3. Met de onderbenen verandert het karakter van beide rijken. In het geval van Rome symboliseert de overgang naar het onderbeen het ontstaan van een nieuwe macht; de Rooms-katholieke kerk. Zij wordt getypeerd door een mengsel van gebakken klei en ijzer (vers 33c). Met de klei wordt de ware gelovige getypeerd. De klei is het beste van de akker. De akker stelt typologisch de wereld voor, die door Jezus Christus wordt bearbeid (Matteüs 13). We vinden het in kinderliedjes (als de klei in de handen van de pottenbakker…) en in Jeremia 18:6b.
De ‘onmogelijke’ combinatie van het harde, wereldlijke ijzer en de zachte, geestelijke klei (aardewerk), typeert op perfecte wijze het wezen van de Rooms-katholieke kerk. Een menselijk instelling, die vaak op onbeschaamde wijze macht uitoefende, maar tevens vele ware gelovigen herbergt.

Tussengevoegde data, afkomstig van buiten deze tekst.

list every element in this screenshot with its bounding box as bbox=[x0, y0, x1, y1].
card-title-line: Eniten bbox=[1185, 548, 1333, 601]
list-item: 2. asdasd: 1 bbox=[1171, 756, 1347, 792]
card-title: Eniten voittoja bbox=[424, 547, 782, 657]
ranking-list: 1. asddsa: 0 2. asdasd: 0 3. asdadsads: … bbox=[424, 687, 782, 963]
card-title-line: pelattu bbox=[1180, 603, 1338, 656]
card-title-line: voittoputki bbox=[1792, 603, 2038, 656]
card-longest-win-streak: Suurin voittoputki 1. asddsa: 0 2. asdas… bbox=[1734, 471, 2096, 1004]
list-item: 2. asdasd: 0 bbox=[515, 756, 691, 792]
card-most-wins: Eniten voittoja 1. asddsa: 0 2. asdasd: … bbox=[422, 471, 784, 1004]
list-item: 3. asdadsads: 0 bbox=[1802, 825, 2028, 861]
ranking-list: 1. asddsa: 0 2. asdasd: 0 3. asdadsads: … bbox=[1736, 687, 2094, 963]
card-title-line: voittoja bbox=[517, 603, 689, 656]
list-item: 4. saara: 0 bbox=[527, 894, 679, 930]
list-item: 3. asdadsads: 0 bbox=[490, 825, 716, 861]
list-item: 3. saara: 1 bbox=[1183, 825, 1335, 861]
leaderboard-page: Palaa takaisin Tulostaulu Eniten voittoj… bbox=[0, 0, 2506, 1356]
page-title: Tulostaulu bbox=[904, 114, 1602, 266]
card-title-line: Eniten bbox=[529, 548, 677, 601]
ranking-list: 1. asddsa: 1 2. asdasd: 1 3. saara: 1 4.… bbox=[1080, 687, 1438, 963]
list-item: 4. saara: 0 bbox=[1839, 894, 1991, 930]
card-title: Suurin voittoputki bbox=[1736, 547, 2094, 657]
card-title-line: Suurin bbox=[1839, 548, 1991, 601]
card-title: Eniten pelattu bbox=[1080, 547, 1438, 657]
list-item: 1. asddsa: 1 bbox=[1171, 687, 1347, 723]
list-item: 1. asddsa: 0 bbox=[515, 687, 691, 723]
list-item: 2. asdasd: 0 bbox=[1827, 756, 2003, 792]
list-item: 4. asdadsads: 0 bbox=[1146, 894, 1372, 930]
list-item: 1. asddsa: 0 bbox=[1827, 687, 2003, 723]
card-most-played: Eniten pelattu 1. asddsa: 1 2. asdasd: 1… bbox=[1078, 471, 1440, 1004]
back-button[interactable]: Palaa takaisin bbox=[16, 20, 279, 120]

4. Het andere bovenbeen, het Oost-Romeinse (Byzantijnse) Rijk, verdween pas eeuwen later. Ook haar erfenis, de Orthodoxe kerk, bleef in stand. Ook die kerk verwierf grote macht. De orthodoxe kerk ontwikkelde zich als een meervoudige staatskerk (ook een mengsel van klei en ijzer), waarvan het zwaartepunt het patriarchaat van Moskou werd.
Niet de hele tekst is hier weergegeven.